The original New York Times story includes a comment Newbold offered on her way to work Tuesday. From the Times:
“As you can imagine,” Ms. Newbold, a 39-year-old employee of the White House Personnel Security Office, wrote in an email during her commute on Monday, “I am extremely nervous for how people at work will treat me.”
But according to people close to her, she was not afraid to tell them about the things she had seen…In a White House where aggressive leak investigations are conducted in service of President Trump, who has aides sign nondisclosure agreements, Ms. Newbold’s account represents the rarest of developments: a damning on-the-record account from a current employee inside his ranks.
Whistleblowers often have the option to report their complaints anonymously. There were off the record accounts of activity at the security office as well, according to a memo on the meeting with Newbold that was prepared by staff of the House Committee on Oversight and Reform.
“Committee staff have spoken with other whistleblowers who corroborated Ms. Newbold’s account, but they were too afraid about the risk to their careers to come forward publicly.”

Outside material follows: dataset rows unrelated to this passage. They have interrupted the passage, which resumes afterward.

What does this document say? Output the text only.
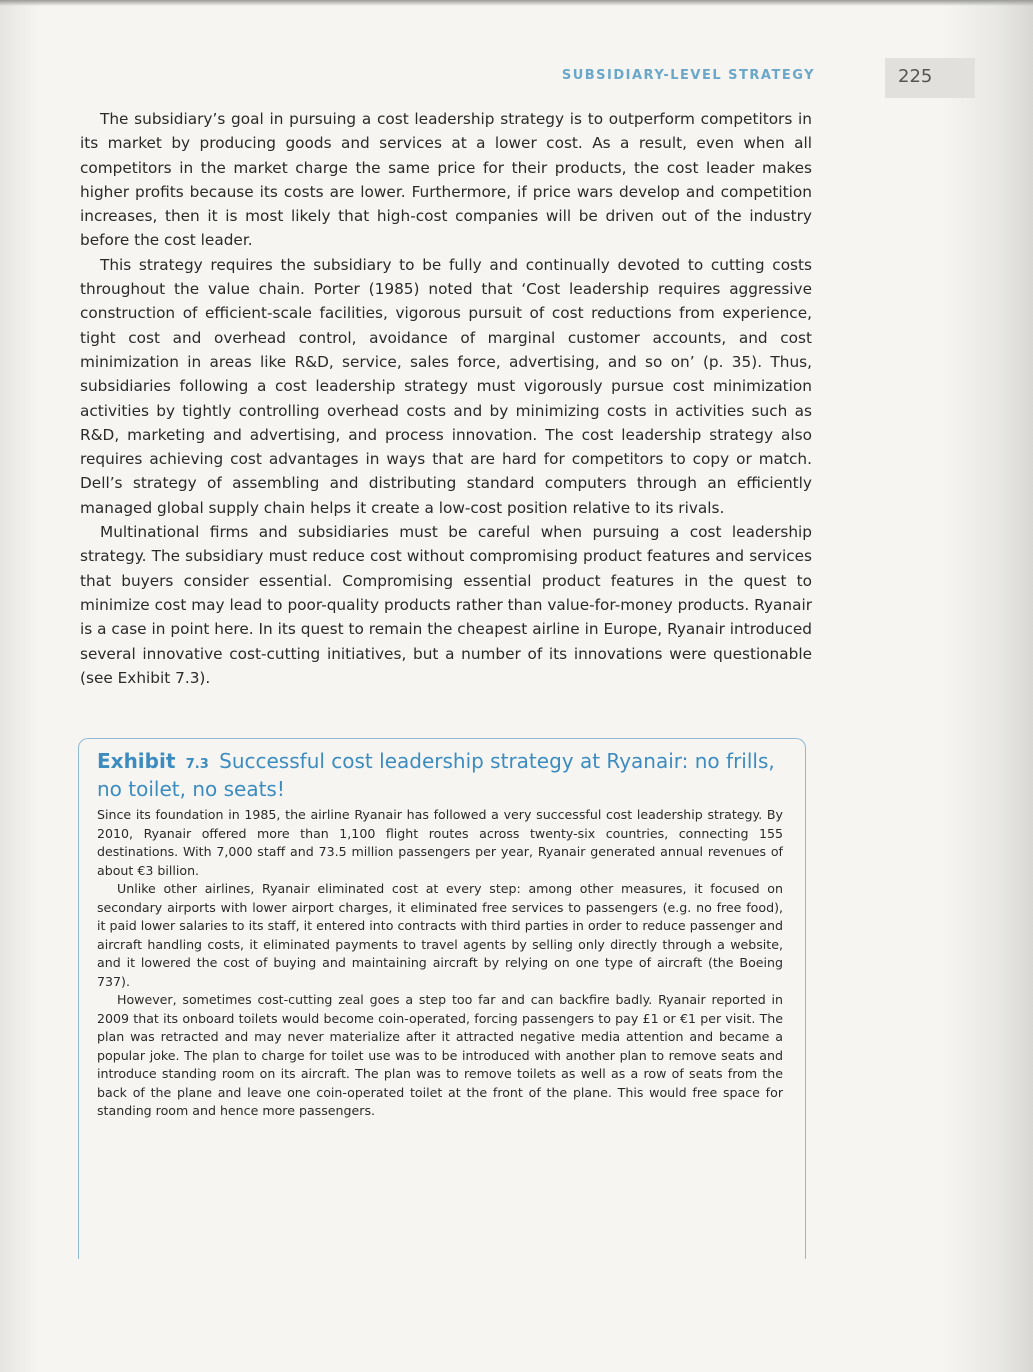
SUBSIDIARY-LEVEL STRATEGY	225

The subsidiary’s goal in pursuing a cost leadership strategy is to outperform competitors in its market by producing goods and services at a lower cost. As a result, even when all competitors in the market charge the same price for their products, the cost leader makes higher profits because its costs are lower. Furthermore, if price wars develop and competition increases, then it is most likely that high-cost companies will be driven out of the industry before the cost leader.

This strategy requires the subsidiary to be fully and continually devoted to cutting costs throughout the value chain. Porter (1985) noted that ‘Cost leadership requires aggressive construction of efficient-scale facilities, vigorous pursuit of cost reductions from experience, tight cost and overhead control, avoidance of marginal customer accounts, and cost minimization in areas like R&D, service, sales force, advertising, and so on’ (p. 35). Thus, subsidiaries following a cost leadership strategy must vigorously pursue cost minimization activities by tightly controlling overhead costs and by minimizing costs in activities such as R&D, marketing and advertising, and process innovation. The cost leadership strategy also requires achieving cost advantages in ways that are hard for competitors to copy or match. Dell’s strategy of assembling and distributing standard computers through an efficiently managed global supply chain helps it create a low-cost position relative to its rivals.

Multinational firms and subsidiaries must be careful when pursuing a cost leadership strategy. The subsidiary must reduce cost without compromising product features and services that buyers consider essential. Compromising essential product features in the quest to minimize cost may lead to poor-quality products rather than value-for-money products. Ryanair is a case in point here. In its quest to remain the cheapest airline in Europe, Ryanair introduced several innovative cost-cutting initiatives, but a number of its innovations were questionable (see Exhibit 7.3).

Exhibit 7.3 Successful cost leadership strategy at Ryanair: no frills, no toilet, no seats!

Since its foundation in 1985, the airline Ryanair has followed a very successful cost leadership strategy. By 2010, Ryanair offered more than 1,100 flight routes across twenty-six countries, connecting 155 destinations. With 7,000 staff and 73.5 million passengers per year, Ryanair generated annual revenues of about €3 billion.

Unlike other airlines, Ryanair eliminated cost at every step: among other measures, it focused on secondary airports with lower airport charges, it eliminated free services to passengers (e.g. no free food), it paid lower salaries to its staff, it entered into contracts with third parties in order to reduce passenger and aircraft handling costs, it eliminated payments to travel agents by selling only directly through a website, and it lowered the cost of buying and maintaining aircraft by relying on one type of aircraft (the Boeing 737).

However, sometimes cost-cutting zeal goes a step too far and can backfire badly. Ryanair reported in 2009 that its onboard toilets would become coin-operated, forcing passengers to pay £1 or €1 per visit. The plan was retracted and may never materialize after it attracted negative media attention and became a popular joke. The plan to charge for toilet use was to be introduced with another plan to remove seats and introduce standing room on its aircraft. The plan was to remove toilets as well as a row of seats from the back of the plane and leave one coin-operated toilet at the front of the plane. This would free space for standing room and hence more passengers.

The comment section on the Times story – cut off at 623– includes readers condemning Newbold as a disgruntled employee who should be fired. She “clearly believes herself to be a martyr and can’t take supervisory oversight,” writes a reader identified as Ace from New Jersey. Others praise her integrity and describe her as a “patriotic American.”
Commenter Catherine Nellis of Barrington Rhode Island writes that she is “moved to tears by Ms. Newbold’s bravery – not only for coming forward with this outrageous pattern of behavior but also for having the fortitude to return to her job.”